Now imagine a bicycle with a dynamo that's 100 times bigger and more powerful. In theory, it could bring our bike to a halt relatively quickly by converting our kinetic energy into electricity, which we could store in a battery and use again later. That's the basic idea behind the i-ELOOP braking technology. This technology is introduced by Mazda. This is an advanced form of the conventional regenerative braking technology.
CONVENTIONAL REGENERATIVE BRAKING SYSTEM
Regenerative braking and regenerative brakes are features that can be found in fully electric and gas-electric hybrid vehicles. Cars like the hybrid Toyota Prius, Ford Fusion Hybrid and Honda Insight, and the fully electric Tesla Roadster feature regenerative braking systems.
Regenerative braking is based on the principle of physics that states that energy cannot be destroyed; it can only be transformed from one form to another. Regenerative braking systems capitalize on the similarities in construction of electric motors and electric power generators.

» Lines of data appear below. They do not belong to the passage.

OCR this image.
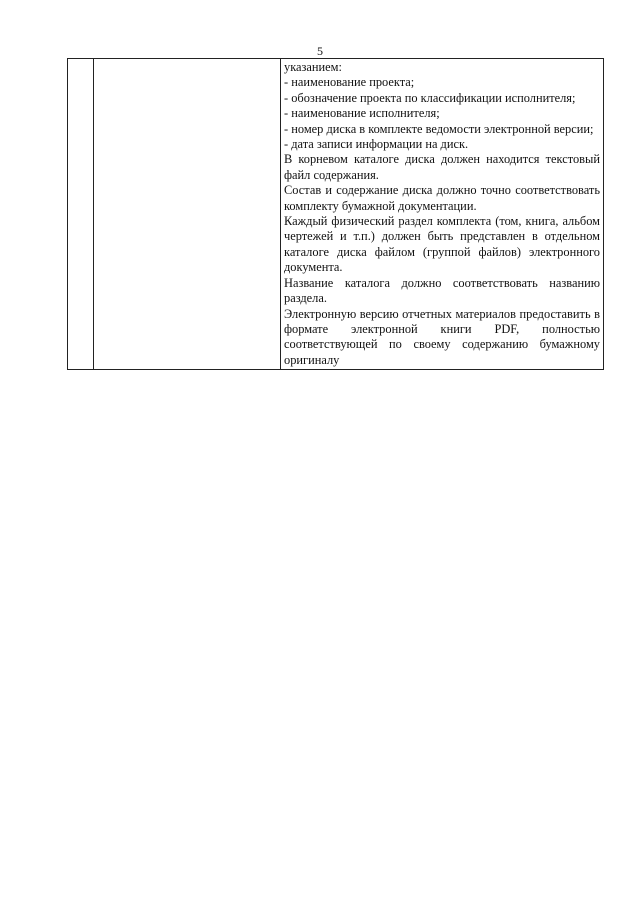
5

указанием:

- наименование проекта;

- обозначение проекта по классификации исполнителя;

- наименование исполнителя;

- номер диска в комплекте ведомости электронной версии;

- дата записи информации на диск.

В корневом каталоге диска должен находится текстовый файл содержания.

Состав и содержание диска должно точно соответствовать комплекту бумажной документации.

Каждый физический раздел комплекта (том, книга, альбом чертежей и т.п.) должен быть представлен в отдельном каталоге диска файлом (группой файлов) электронного документа.

Название каталога должно соответствовать названию раздела.

Электронную версию отчетных материалов предоставить в формате электронной книги PDF, полностью соответствующей по своему содержанию бумажному оригиналу
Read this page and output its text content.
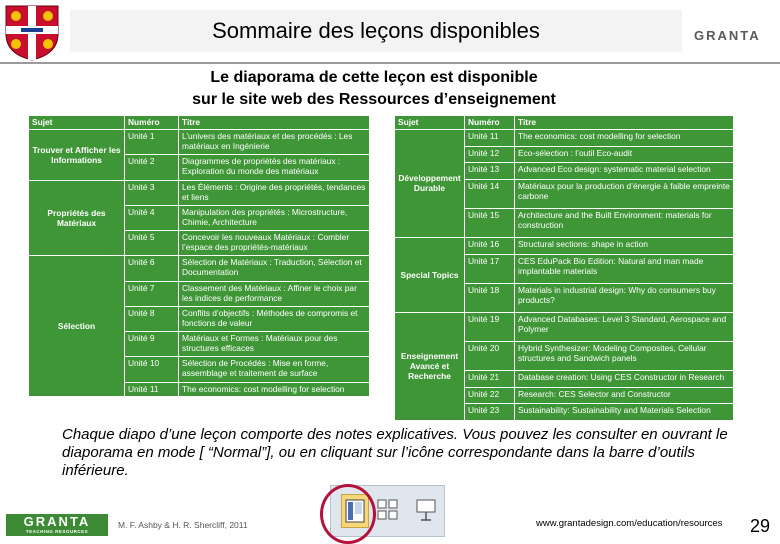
Sommaire des leçons disponibles	GRANTA
Le diaporama de cette leçon est disponible
sur le site web des Ressources d’enseignement
Sujet	Numéro	Titre
Trouver et Afficher les Informations	Unité 1	L’univers des matériaux et des procédés : Les matériaux en Ingénierie
	Unité 2	Diagrammes de propriétés des matériaux : Exploration du monde des matériaux
Propriétés des Matériaux	Unité 3	Les Éléments : Origine des propriétés, tendances et liens
	Unité 4	Manipulation des propriétés : Microstructure, Chimie, Architecture
	Unité 5	Concevoir les nouveaux Matériaux : Combler l’espace des propriétés-matériaux
Sélection	Unité 6	Sélection de Matériaux : Traduction, Sélection et Documentation
	Unité 7	Classement des Matériaux : Affiner le choix par les indices de performance
	Unité 8	Conflits d’objectifs : Méthodes de compromis et fonctions de valeur
	Unité 9	Matériaux et Formes : Matériaux pour des structures efficaces
	Unité 10	Sélection de Procédés : Mise en forme, assemblage et traitement de surface
	Unité 11	The economics: cost modelling for selection
Sujet	Numéro	Titre
Développement Durable	Unité 11	The economics: cost modelling for selection
	Unité 12	Eco-sélection : l’outil Eco-audit
	Unité 13	Advanced Eco design: systematic material selection
	Unité 14	Matériaux pour la production d’énergie à faible empreinte carbone
	Unité 15	Architecture and the Built Environment: materials for construction
Special Topics	Unité 16	Structural sections: shape in action
	Unité 17	CES EduPack Bio Edition: Natural and man made implantable materials
	Unité 18	Materials in industrial design: Why do consumers buy products?
Enseignement Avancé et Recherche	Unité 19	Advanced Databases: Level 3 Standard, Aerospace and Polymer
	Unité 20	Hybrid Synthesizer: Modeling Composites, Cellular structures and Sandwich panels
	Unité 21	Database creation: Using CES Constructor in Research
	Unité 22	Research: CES Selector and Constructor
	Unité 23	Sustainability: Sustainability and Materials Selection
Chaque diapo d’une leçon comporte des notes explicatives. Vous pouvez les consulter en ouvrant le diaporama en mode [ “Normal”], ou en cliquant sur l’icône correspondante dans la barre d’outils inférieure.
GRANTA
TEACHING RESOURCES
M. F. Ashby & H. R. Shercliff, 2011	www.grantadesign.com/education/resources 29
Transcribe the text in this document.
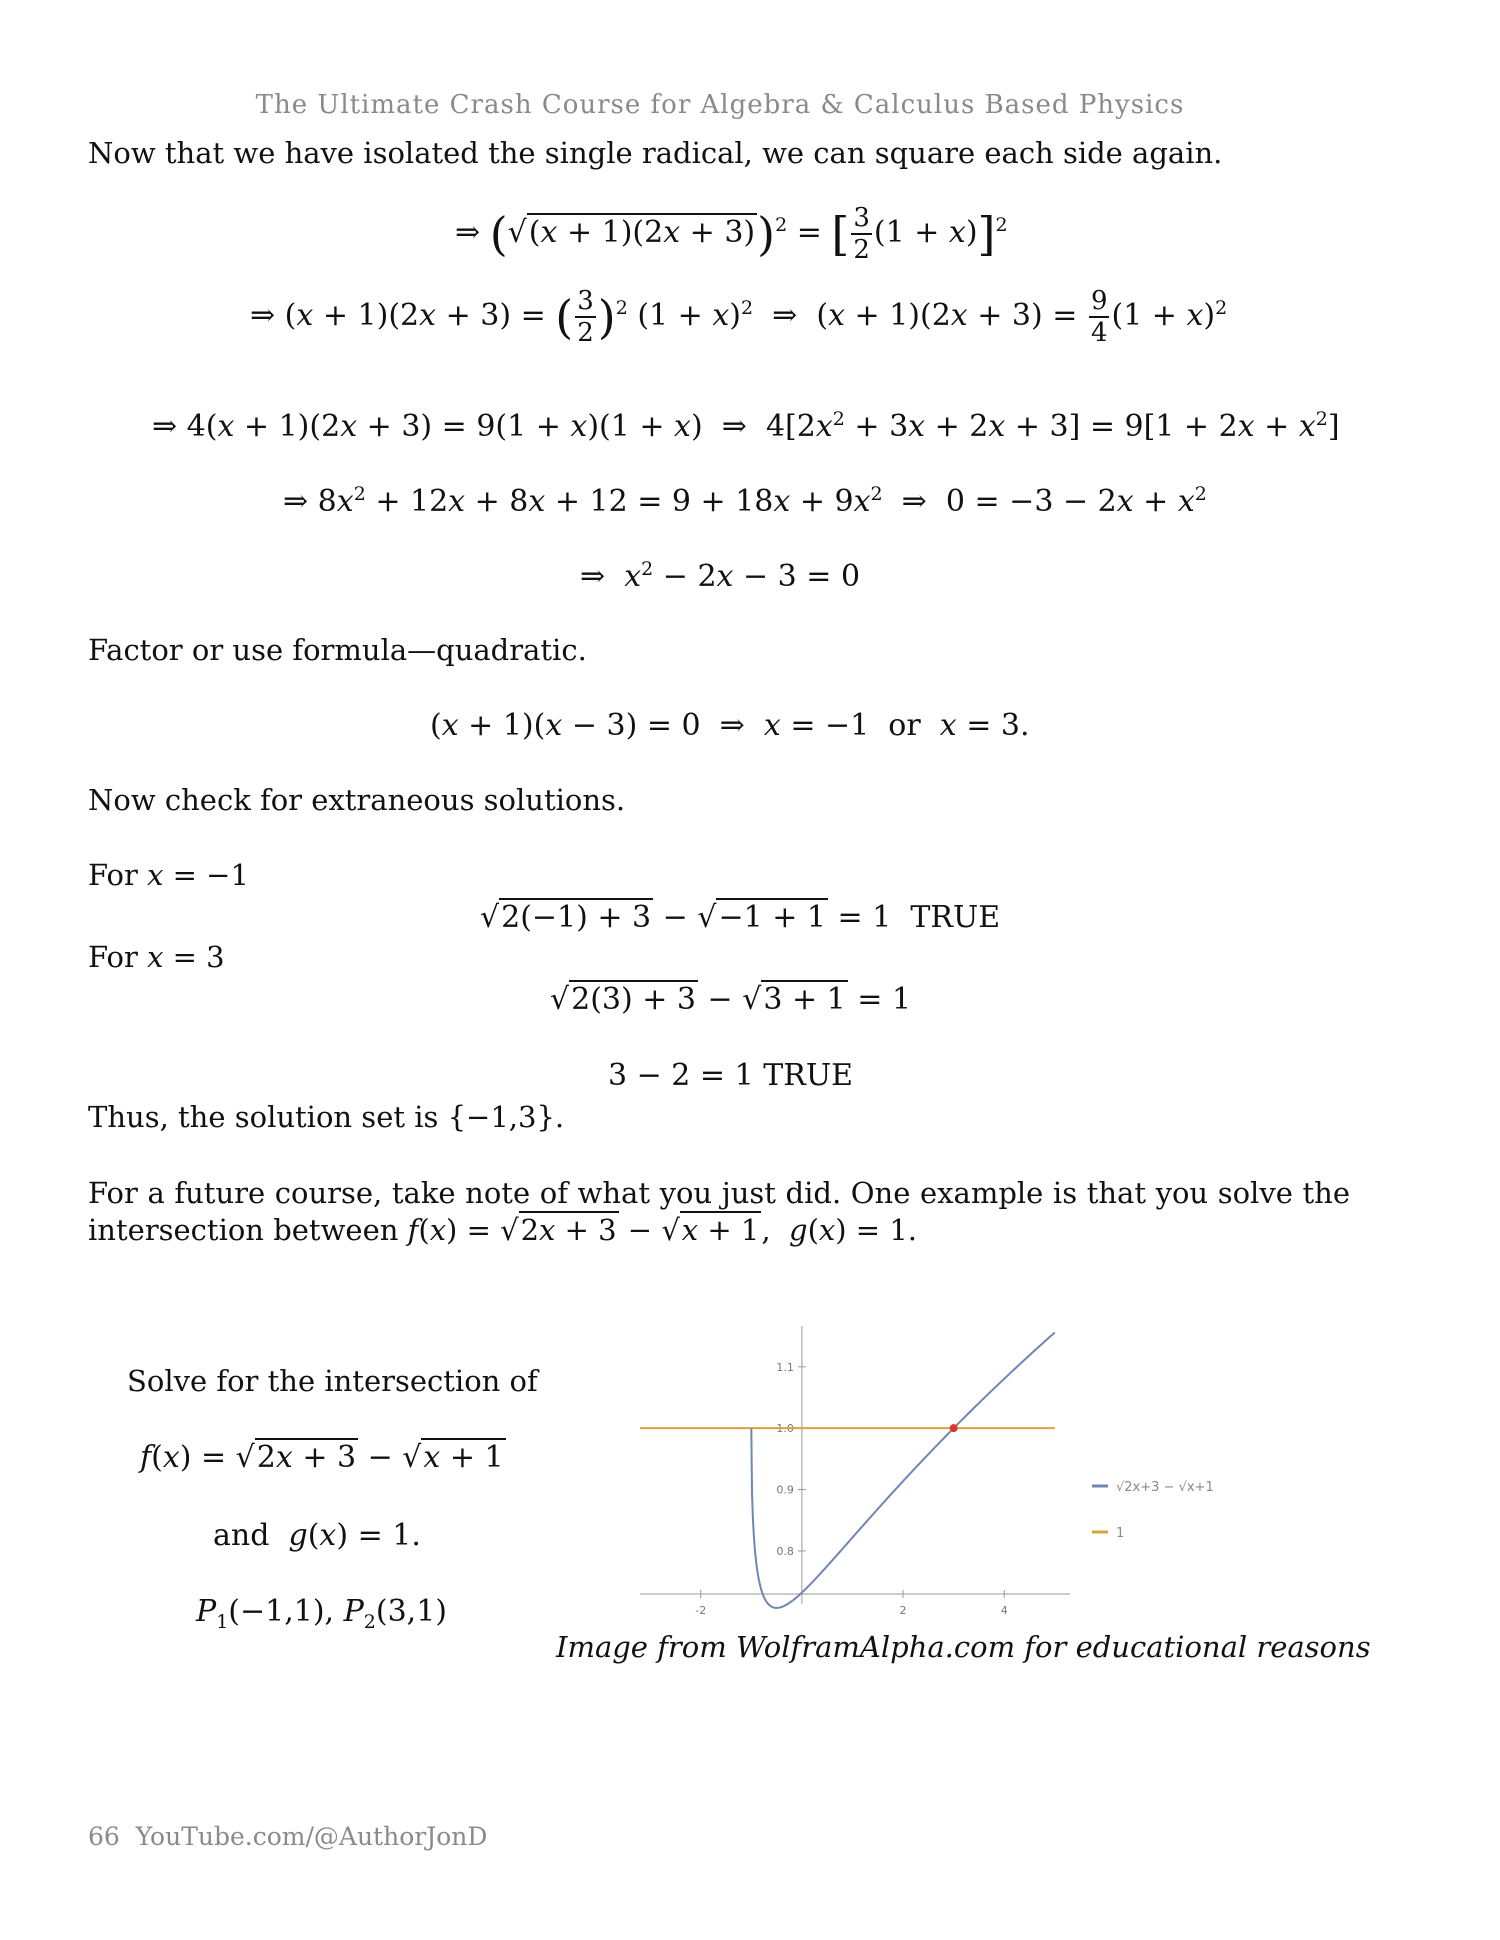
The Ultimate Crash Course for Algebra & Calculus Based Physics
Now that we have isolated the single radical, we can square each side again.
⇒ $(√(x + 1)(2x + 3))^2$ = [ $\frac{3}{2} (1 + x)]^2$
⇒ (x + 1)(2x + 3) = ( $\frac{3}{2} )^2$ $(1 + x)^2$  ⇒  $(x + 1)(2x + 3) = \frac{9}{4} (1 + x)^2$
⇒ 4(x + 1)(2x + 3) = 9(1 + x)(1 + x)  ⇒  $4[2x^2 + 3x + 2x + 3] = 9[1 + 2x + x^2]$
⇒ $8x^2 + 12x + 8x + 12 = 9 + 18x + 9x^2$  ⇒  $0 = -3 - 2x + x^2$
⇒  $x^2 - 2x - 3 = 0$
Factor or use formula—quadratic.
(x + 1)(x − 3) = 0  ⇒  x = −1  or  x = 3.
Now check for extraneous solutions.
For x = −1
√2(−1) + 3 − √−1 + 1 = 1  TRUE
For x = 3
√2(3) + 3 − √3 + 1 = 1
3 − 2 = 1 TRUE
Thus, the solution set is {−1,3}.
For a future course, take note of what you just did. One example is that you solve the intersection between f(x) = √2x + 3 − √x + 1,  g(x) = 1.
Solve for the intersection of
f(x) = √2x + 3 − √x + 1
and  g(x) = 1.
$P_1(-1,1)$, $P_2(3,1)$	-2	2	4
0.8
0.9
1.0
1.1
√2x+3 − √x+1
1
Image from WolframAlpha.com for educational reasons
66 YouTube.com/@AuthorJonD
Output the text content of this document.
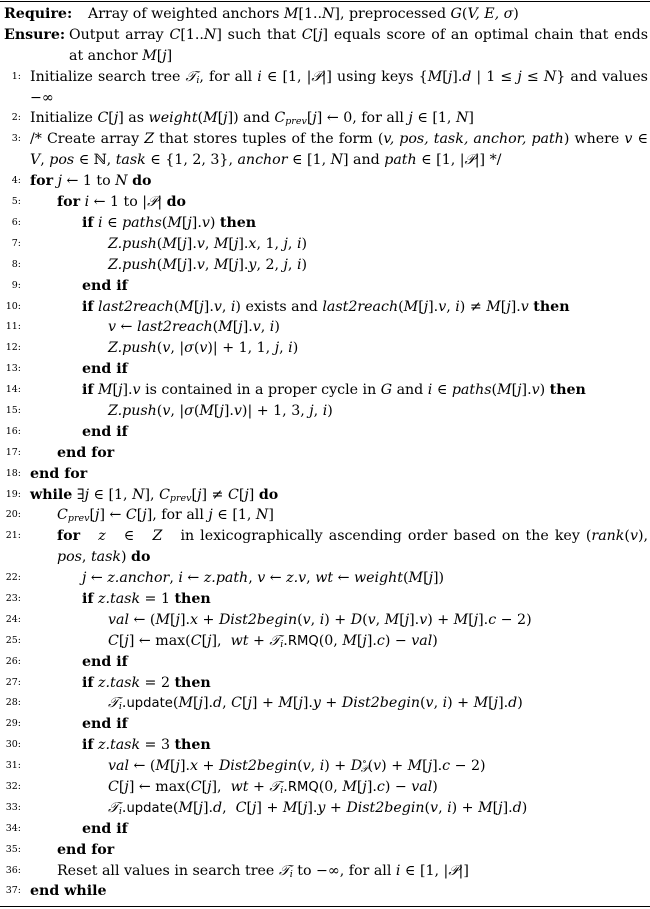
Require: Array of weighted anchors M[1..N], preprocessed G(V, E, σ)
Ensure: Output array C[1..N] such that C[j] equals score of an optimal chain that ends at anchor M[j]
1: Initialize search tree 𝒯$_i$, for all i ∈ [1, |𝒫|] using keys {M[j].d | 1 ≤ j ≤ N} and values −∞
2: Initialize C[j] as weight(M[j]) and $C_{prev}[j]$ ← 0, for all j ∈ [1, N]
3: /* Create array Z that stores tuples of the form (v, pos, task, anchor, path) where v ∈ V, pos ∈ ℕ, task ∈ {1, 2, 3}, anchor ∈ [1, N] and path ∈ [1, |𝒫|] */
4: for j ← 1 to N do
5:	for i ← 1 to |𝒫| do
6:	if i ∈ paths(M[j].v) then
7:	Z.push(M[j].v, M[j].x, 1, j, i)
8:	Z.push(M[j].v, M[j].y, 2, j, i)
9:	end if
10:	if last2reach(M[j].v, i) exists and last2reach(M[j].v, i) ≠ M[j].v then
11:	v ← last2reach(M[j].v, i)
12:	Z.push(v, |σ(v)| + 1, 1, j, i)
13:	end if
14:	if M[j].v is contained in a proper cycle in G and i ∈ paths(M[j].v) then
15:	Z.push(v, |σ(M[j].v)| + 1, 3, j, i)
16:	end if
17:	end for
18: end for
19: while ∃j ∈ [1, N], $C_{prev}[j] \ne C[j]$ do
20:	$C_{prev}[j]$ ← C[j], for all j ∈ [1, N]
21:	for z   ∈   Z   in lexicographically ascending order based on the key (rank(v), pos, task) do
22:	j ← z.anchor, i ← z.path, v ← z.v, wt ← weight(M[j])
23:	if z.task = 1 then
24:	val ← (M[j].x + Dist2begin(v, i) + D(v, M[j].v) + M[j].c − 2)
25:	C[j] ← max(C[j],  wt + 𝒯$_i$.RMQ(0, M[j].c) − val)
26:	end if
27:	if z.task = 2 then
28:	𝒯$_i$.update(M[j].d, C[j] + M[j].y + Dist2begin(v, i) + M[j].d)
29:	end if
30:	if z.task = 3 then
31:	val ← (M[j].x + Dist2begin(v, $i) + D^\circ_𝒫(v) + M[j].c - 2$)
32:	C[j] ← max(C[j],  wt + 𝒯$_i$.RMQ(0, M[j].c) − val)
33:	𝒯$_i$.update(M[j].d,  C[j] + M[j].y + Dist2begin(v, i) + M[j].d)
34:	end if
35:	end for
36:	Reset all values in search tree 𝒯$_i$ to −∞, for all i ∈ [1, |𝒫|]
37: end while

An electric motor's interior is made up of copper windings. It uses an electromagnetic energy field to produce torque through its main shaft when power is applied to it. A generator or dynamo is also comprised of copper windings and makes use of an electromagnetic field; applying a force to turn its rotor allows it to produce electric power.
In electric or hybrid automobiles, the electric motor that drives the car's wheels plays a major part during braking. When the brake pedal is pressed, the regenerative braking circuit switches the motor so that it now operates in reverse to counter the direction of the wheels. This reversal actually makes it perform like a power generator or dynamo that produces electrical energy. The electricity developed is routed towards the car's storage batteries to recharge them.
DRAWBACKS OF REGENERATIVE BRAKING SYSTEM
The main drawback of the ordinary braking system was the loss of energy during braking. During braking, due to the friction between friction material and the rotor, material has been loss. The kinetic energy was also wasted because of the conversion to the heat energy. Even though the conventional regenerative braking technology rectified this problem to an extent, it also had some drawbacks. Out of it the main problem with conventional regenerative braking system was the deterioration of battery due to the frequent charging and discharging.